The advantage of using state space model form is it is very flexible, it could represent both linear and non-linear model form, could easy to extend to multiple inputs/outputs.

3. Kalman Filter

To estimate the state space model, we need Kalman filter, which will recursively computes the estimates of \(Z_{t}\) conditional on the observation series \(Y_{1},Y_{2},\cdots, Y_{t}\). Kalman filter could give the optimal estimate of the unobservable state variable under the assumption that the state space model is linear Gaussian model.

Some notations:

\[
\begin{aligned}
Z_{t|t-1} &= E\left(Z_{t}|Y_{1},\cdots, Y_{t-1}\right), \\
\sigma_{Z, t|t-1}^{2} &= Var\left(Z_{t}|Y_{1},\cdots, Y_{t-1}\right), \\
Z_{t|t} &= E\left(Z_{t}|Y_{1},\cdots, Y_{t-1}, Y_{t}\right), \\
Y_{t|t-1} &= E\left(Y_{t}|Y_{1},\cdots, Y_{t-1}\right),
\end{aligned}
\]

with initial value denoted as \(Z_{0|0}\) and \(\sigma_{Z, 0|0}^{2}\). And based on the state space model we have

\[
\begin{aligned}
Z_{t|t-1} &= \psi Z_{t-1|t-1}, \\
\sigma_{Z, t|t-1}^{2} &= \psi^2 \sigma_{Z, t-1|t-1}^{2} + \sigma_{\epsilon}^{2}, \\
Y_{t|t-1} &= Z_{t|t-1}.
\end{aligned}
\]

Then the key step is to update the state estimate after we get new observation \(Y_{t}\) at time \(t\), from Bayesian perspective, we have a prediction at first (prior), then get the updated prediction (posterior) after observe new data, this is what Kalman filter do:

\[
\begin{aligned}
Z_{t|t} &= Z_{t|t-1} + K_{t}\left(Y_{t} - Y_{t|t-1}\right), \\
\sigma_{Z, t|t}^{2} &= \sigma_{Z, t|t-1}^{2} - K_{t}^{2}\left(\psi^{2}\sigma_{Z,t|t-1}^{2} + \sigma_{\eta}^2\right).
\end{aligned}
\]

Here \(K_{t}\) is called Kalman gain, in this case it is

\[
K_{t} = \frac{\sigma_{Z,t|t-1}^{2}}{\sigma_{Z,t|t-1}^{2} + \sigma_{\eta}^{2}}.
\]

So actually you can see, the updated state estimate is the weighted average of prior - which is the conditional expectation of current state given by all historical information, and observation error - which is the difference of conditional expectation of next observation and actual observation, and Kalman gain is the weight.
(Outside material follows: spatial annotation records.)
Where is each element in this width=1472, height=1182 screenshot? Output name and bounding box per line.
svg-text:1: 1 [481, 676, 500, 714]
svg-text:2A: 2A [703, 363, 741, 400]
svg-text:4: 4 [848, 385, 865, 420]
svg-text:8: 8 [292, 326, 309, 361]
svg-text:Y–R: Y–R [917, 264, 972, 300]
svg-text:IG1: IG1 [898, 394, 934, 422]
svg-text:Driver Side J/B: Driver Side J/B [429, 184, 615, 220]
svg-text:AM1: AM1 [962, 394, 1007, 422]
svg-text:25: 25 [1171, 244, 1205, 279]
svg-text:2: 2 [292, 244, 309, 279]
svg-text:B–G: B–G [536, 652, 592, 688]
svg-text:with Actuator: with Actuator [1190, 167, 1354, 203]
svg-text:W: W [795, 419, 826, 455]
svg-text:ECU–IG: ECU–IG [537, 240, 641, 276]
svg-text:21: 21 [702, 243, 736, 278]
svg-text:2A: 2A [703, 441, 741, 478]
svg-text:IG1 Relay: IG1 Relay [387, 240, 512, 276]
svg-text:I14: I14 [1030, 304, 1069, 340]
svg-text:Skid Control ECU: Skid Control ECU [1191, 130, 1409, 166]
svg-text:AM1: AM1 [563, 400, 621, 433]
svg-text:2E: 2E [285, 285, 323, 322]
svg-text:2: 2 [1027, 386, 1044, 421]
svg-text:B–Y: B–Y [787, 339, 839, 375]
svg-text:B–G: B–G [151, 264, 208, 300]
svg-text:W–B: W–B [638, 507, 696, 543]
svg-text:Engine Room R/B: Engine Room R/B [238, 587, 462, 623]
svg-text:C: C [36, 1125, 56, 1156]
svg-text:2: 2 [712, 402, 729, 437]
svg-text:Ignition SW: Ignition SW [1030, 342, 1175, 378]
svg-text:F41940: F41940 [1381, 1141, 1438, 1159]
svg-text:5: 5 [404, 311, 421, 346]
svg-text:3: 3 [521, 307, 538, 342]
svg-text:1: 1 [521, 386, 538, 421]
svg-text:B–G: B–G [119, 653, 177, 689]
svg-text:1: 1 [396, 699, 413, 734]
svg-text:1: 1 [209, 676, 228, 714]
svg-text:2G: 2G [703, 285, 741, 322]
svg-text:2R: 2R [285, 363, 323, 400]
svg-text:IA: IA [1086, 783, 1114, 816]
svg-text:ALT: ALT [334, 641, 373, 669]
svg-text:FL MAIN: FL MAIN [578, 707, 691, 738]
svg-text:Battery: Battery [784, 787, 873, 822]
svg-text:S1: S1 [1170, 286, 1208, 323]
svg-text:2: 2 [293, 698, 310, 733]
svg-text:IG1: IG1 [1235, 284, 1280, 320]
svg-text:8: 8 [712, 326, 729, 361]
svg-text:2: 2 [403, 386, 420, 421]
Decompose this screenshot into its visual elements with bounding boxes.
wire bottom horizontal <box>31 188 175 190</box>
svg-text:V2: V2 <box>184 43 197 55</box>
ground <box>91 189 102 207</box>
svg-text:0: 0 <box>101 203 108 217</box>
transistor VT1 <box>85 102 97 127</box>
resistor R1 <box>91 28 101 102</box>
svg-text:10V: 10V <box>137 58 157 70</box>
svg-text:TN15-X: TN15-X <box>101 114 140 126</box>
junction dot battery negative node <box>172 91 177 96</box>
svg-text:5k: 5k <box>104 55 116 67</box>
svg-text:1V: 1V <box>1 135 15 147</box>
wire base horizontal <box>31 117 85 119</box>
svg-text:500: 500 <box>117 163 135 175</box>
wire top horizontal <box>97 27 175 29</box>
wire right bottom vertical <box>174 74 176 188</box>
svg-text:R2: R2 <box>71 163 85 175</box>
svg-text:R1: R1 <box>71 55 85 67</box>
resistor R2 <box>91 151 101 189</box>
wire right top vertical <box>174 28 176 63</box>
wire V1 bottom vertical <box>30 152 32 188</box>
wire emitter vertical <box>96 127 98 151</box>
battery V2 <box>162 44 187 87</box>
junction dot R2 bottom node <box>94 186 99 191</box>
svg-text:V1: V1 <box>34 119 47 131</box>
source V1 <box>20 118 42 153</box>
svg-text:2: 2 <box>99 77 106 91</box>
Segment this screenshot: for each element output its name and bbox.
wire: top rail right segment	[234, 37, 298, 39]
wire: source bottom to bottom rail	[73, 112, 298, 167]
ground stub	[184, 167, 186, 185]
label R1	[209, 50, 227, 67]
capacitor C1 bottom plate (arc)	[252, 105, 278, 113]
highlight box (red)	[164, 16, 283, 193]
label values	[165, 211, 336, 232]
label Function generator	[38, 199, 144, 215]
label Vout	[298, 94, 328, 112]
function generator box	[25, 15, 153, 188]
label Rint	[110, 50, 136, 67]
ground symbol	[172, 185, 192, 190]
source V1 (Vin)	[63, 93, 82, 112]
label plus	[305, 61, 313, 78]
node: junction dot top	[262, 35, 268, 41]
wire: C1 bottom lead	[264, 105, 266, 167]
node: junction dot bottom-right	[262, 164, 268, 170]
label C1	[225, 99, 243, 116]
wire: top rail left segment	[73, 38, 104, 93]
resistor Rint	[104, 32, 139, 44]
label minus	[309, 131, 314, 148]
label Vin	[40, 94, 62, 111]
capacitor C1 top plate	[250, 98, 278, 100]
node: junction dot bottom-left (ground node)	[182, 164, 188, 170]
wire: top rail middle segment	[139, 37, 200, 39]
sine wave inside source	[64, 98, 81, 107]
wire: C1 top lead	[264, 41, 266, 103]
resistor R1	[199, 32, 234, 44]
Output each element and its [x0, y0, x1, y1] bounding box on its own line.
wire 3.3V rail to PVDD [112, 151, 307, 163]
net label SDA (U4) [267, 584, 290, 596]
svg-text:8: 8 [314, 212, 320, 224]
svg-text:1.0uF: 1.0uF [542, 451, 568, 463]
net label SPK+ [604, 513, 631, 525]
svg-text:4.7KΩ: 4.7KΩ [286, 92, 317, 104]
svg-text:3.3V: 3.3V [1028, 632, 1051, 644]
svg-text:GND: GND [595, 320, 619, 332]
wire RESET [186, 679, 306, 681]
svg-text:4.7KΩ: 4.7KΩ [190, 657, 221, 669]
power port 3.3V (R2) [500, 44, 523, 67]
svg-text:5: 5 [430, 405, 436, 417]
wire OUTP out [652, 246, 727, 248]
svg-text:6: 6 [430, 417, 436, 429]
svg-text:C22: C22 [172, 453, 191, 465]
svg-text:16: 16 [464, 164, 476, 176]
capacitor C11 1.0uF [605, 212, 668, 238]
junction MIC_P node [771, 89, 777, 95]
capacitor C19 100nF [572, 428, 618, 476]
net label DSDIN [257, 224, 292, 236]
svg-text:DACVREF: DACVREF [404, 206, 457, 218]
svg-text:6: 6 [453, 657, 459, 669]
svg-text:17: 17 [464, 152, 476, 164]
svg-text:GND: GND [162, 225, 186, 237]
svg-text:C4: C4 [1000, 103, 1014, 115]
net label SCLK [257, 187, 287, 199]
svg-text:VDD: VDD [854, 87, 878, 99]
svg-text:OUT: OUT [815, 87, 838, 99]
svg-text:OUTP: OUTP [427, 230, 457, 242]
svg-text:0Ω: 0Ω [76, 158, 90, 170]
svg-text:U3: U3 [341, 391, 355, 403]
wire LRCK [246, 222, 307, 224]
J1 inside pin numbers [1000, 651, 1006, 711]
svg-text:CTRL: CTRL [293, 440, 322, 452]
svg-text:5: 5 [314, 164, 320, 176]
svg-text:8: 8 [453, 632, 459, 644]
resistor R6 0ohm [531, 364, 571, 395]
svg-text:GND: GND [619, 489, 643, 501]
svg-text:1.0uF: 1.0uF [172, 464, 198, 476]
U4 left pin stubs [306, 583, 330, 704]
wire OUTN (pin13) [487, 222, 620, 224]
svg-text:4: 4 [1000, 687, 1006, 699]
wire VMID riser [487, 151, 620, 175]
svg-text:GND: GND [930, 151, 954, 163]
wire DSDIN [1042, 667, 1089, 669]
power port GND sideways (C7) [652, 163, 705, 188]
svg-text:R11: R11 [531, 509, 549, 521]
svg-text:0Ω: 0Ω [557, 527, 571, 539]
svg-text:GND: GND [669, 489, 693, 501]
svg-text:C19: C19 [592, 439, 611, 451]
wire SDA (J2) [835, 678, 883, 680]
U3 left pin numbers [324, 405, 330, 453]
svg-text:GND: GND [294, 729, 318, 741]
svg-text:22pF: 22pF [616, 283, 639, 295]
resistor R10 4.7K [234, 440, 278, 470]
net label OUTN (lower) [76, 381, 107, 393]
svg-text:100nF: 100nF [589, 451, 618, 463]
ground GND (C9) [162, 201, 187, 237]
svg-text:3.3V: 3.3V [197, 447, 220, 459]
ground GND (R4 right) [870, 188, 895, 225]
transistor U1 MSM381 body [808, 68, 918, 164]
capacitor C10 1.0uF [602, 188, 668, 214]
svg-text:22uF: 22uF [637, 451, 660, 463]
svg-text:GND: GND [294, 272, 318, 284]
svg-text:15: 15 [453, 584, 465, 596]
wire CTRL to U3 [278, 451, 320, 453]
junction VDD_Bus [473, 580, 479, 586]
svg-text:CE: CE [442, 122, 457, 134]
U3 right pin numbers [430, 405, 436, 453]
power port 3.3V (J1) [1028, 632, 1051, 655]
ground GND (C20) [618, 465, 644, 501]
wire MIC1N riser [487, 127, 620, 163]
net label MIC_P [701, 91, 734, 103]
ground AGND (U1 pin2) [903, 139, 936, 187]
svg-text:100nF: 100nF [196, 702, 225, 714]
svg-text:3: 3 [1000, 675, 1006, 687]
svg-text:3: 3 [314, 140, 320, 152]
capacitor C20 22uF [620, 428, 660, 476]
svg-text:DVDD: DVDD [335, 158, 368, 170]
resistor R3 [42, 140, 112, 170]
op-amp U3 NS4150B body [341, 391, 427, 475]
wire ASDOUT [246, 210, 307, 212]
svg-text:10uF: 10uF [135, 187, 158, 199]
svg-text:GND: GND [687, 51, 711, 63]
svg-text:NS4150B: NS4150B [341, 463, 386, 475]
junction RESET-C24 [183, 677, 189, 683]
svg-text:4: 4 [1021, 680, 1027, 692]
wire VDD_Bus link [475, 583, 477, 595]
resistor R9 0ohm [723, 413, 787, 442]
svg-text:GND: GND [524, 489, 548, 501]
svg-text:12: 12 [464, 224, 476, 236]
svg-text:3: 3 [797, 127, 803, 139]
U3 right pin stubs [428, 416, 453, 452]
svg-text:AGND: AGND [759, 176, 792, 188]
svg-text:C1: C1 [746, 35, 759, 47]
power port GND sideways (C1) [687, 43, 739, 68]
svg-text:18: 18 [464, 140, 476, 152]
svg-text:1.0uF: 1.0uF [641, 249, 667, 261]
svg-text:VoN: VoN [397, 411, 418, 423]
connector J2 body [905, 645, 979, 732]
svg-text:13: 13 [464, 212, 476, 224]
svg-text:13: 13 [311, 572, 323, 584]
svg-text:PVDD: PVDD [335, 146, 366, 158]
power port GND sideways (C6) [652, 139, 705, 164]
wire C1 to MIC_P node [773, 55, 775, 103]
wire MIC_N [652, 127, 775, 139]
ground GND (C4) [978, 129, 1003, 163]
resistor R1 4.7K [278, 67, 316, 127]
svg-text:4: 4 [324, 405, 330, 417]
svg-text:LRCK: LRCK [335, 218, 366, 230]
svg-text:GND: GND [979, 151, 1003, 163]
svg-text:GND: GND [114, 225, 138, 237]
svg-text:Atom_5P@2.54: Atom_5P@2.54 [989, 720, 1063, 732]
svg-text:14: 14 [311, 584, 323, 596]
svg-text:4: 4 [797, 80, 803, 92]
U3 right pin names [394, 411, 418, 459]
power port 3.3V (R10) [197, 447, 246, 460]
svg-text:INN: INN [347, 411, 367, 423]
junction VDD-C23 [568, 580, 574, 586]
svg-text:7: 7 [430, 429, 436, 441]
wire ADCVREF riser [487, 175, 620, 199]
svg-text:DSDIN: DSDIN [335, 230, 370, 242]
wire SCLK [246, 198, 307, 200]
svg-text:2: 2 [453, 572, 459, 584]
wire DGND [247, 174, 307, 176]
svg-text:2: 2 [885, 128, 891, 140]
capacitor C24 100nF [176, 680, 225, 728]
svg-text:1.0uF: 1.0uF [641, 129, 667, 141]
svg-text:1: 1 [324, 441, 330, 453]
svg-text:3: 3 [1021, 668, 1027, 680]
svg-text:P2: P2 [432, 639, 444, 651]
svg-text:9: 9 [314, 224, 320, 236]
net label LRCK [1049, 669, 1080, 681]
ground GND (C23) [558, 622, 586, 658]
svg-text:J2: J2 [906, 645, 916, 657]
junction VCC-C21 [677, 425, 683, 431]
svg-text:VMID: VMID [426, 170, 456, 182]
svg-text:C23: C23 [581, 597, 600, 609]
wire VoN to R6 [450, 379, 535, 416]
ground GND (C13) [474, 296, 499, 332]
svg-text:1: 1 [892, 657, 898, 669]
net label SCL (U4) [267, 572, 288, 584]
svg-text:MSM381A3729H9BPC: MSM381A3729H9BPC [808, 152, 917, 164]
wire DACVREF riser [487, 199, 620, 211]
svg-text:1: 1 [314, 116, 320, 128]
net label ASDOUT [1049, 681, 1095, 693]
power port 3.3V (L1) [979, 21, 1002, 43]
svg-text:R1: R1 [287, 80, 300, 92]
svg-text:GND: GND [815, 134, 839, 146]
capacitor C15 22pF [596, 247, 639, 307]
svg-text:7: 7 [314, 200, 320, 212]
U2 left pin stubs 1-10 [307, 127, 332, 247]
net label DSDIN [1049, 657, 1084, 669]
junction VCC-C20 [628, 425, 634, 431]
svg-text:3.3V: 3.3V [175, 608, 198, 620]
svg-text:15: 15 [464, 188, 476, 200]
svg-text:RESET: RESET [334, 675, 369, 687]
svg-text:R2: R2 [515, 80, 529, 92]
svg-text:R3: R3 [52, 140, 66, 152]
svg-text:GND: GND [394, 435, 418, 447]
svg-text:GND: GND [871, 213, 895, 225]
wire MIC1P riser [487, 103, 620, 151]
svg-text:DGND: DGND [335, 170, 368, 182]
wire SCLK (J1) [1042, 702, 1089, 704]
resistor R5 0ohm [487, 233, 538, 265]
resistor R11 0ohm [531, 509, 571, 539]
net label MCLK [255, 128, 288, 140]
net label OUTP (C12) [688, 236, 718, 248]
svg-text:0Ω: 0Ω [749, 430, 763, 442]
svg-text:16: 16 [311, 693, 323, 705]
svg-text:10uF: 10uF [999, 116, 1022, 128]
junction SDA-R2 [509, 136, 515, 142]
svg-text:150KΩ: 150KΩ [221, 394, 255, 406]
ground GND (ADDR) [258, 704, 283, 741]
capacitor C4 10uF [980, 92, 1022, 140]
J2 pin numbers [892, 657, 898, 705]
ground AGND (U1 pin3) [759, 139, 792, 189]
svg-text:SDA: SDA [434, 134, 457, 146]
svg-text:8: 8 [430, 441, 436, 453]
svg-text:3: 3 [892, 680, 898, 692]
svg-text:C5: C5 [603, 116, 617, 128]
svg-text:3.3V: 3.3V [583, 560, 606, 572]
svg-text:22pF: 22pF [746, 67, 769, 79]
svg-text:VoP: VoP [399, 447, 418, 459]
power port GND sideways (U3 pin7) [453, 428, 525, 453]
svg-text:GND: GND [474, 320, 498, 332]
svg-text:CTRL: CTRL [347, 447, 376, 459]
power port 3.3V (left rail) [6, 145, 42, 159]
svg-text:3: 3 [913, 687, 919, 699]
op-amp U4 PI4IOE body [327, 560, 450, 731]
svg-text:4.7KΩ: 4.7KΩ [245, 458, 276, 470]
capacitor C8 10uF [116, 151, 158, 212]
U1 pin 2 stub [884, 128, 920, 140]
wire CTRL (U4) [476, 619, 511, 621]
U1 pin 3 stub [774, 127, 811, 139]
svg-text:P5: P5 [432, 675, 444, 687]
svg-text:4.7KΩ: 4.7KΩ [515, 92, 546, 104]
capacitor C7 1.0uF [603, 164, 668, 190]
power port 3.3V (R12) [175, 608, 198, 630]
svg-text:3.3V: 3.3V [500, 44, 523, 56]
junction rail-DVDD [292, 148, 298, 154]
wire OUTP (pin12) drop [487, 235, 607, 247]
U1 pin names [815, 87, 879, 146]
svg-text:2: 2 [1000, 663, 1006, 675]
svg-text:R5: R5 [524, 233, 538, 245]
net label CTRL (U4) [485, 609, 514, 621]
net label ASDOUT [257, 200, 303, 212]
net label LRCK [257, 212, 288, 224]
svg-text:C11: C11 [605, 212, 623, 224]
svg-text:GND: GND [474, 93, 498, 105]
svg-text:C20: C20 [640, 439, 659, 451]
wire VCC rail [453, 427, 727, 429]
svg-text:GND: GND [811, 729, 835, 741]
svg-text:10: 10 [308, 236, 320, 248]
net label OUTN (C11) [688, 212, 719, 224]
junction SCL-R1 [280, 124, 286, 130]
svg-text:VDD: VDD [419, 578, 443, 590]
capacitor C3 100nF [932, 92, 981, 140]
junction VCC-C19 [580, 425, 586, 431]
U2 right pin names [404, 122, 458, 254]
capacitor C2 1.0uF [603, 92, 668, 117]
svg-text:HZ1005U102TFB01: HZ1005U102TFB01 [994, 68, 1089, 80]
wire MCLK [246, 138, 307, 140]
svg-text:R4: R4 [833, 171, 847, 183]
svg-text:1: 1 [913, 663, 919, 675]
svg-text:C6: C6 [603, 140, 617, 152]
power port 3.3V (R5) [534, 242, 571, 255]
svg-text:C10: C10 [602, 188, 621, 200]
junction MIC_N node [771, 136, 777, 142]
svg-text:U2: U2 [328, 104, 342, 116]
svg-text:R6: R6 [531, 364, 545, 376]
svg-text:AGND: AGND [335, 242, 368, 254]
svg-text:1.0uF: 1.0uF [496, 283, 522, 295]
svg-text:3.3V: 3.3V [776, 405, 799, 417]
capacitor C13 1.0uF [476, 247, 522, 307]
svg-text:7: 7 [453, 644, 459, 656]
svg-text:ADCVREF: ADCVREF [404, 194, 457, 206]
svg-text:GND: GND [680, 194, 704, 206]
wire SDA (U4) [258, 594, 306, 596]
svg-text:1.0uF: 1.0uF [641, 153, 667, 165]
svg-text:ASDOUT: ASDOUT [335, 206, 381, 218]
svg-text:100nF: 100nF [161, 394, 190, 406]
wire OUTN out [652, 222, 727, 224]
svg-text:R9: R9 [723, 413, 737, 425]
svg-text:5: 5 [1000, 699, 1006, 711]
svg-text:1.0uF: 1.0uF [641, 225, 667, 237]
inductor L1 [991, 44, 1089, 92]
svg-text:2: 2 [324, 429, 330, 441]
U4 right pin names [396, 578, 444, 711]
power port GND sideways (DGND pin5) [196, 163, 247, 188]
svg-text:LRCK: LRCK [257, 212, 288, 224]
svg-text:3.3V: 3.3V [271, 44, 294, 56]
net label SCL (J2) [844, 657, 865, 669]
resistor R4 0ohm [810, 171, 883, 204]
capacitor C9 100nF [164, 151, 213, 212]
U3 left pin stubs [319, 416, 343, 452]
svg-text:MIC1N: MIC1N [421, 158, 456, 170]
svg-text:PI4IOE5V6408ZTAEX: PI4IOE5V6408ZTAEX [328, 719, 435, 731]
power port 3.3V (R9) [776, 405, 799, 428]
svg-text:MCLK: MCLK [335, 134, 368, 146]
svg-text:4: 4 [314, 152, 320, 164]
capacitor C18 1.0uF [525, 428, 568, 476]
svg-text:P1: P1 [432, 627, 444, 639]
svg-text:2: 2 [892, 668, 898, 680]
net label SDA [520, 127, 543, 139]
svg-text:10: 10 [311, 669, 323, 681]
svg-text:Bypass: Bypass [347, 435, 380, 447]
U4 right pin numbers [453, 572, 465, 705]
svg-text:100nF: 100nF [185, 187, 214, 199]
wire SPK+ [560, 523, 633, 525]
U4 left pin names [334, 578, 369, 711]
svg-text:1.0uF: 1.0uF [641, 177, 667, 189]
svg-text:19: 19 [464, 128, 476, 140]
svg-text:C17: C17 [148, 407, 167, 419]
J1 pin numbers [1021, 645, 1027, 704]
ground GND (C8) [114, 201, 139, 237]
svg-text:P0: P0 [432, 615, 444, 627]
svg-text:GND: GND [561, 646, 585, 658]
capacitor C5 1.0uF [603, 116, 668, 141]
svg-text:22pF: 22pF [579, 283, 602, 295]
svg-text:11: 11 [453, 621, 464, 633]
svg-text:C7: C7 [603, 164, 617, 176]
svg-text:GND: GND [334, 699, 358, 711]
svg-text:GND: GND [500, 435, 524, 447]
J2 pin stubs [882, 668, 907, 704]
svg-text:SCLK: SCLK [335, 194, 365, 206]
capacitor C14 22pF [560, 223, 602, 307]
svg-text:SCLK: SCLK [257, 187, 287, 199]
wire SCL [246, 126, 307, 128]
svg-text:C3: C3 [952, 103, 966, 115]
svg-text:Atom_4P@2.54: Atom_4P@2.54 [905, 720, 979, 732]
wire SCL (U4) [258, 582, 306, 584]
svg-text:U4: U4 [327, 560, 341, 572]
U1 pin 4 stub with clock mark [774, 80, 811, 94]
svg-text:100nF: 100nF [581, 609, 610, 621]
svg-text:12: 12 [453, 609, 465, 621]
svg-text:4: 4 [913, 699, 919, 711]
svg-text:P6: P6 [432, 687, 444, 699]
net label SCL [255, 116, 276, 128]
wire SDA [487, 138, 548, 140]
4. Maximum Likelihood Estimation

To estimate the parameter of the model (\(\psi\)), we need MLE. The likelihood function of \(Y_{1},\cdots, Y_{T}\) is

\[
L(y_{1},\cdots,y_{T}) = f(y_{1})\prod^{T}_{t=1}f(y_{t}|y_{1},\cdots,y_{t-1}).
\]

And \(Y_{t}|Y_{1},\cdots,Y_{t-1}\) is a normal distribution with mean \(Y_{t|t-1}\) and variance \(\sigma^{2}_{Z,t|t-1} + \sigma^{2}_{\eta}\). In practice we usually take logarithm, then the log likelihood function is

\[
\ell(y_{1},\cdots, y_{T}) \propto -\frac{T}{2}\log 2\pi - \frac{1}{2}\sum^{T}_{t=1}\log\left(\sigma^{2}_{Z,t|t-1} + \sigma^{2}_{\eta}\right) - \frac{1}{2}\sum^{T}_{t=1}\frac{\left(y_{t} - z_{t|t-1}\right)^2}{\sigma^{2}_{Z,t|t-1} + \sigma^{2}_{\eta}}.
\]

To get the estimate:

  • initialize \(Z_{0|0}\), \(\sigma_{Z, 0|0}^{2}\)
  • evaluate the likelihood function use Kalman filter
  • find the parameter that minimize the likelihood function

The advantage of using Kalman filter here is since it gives optimal estimates of the state variable, and it could also deal with missing data by change the update rule. More theoretical proof could be found in many Kalman filter and state space model resources.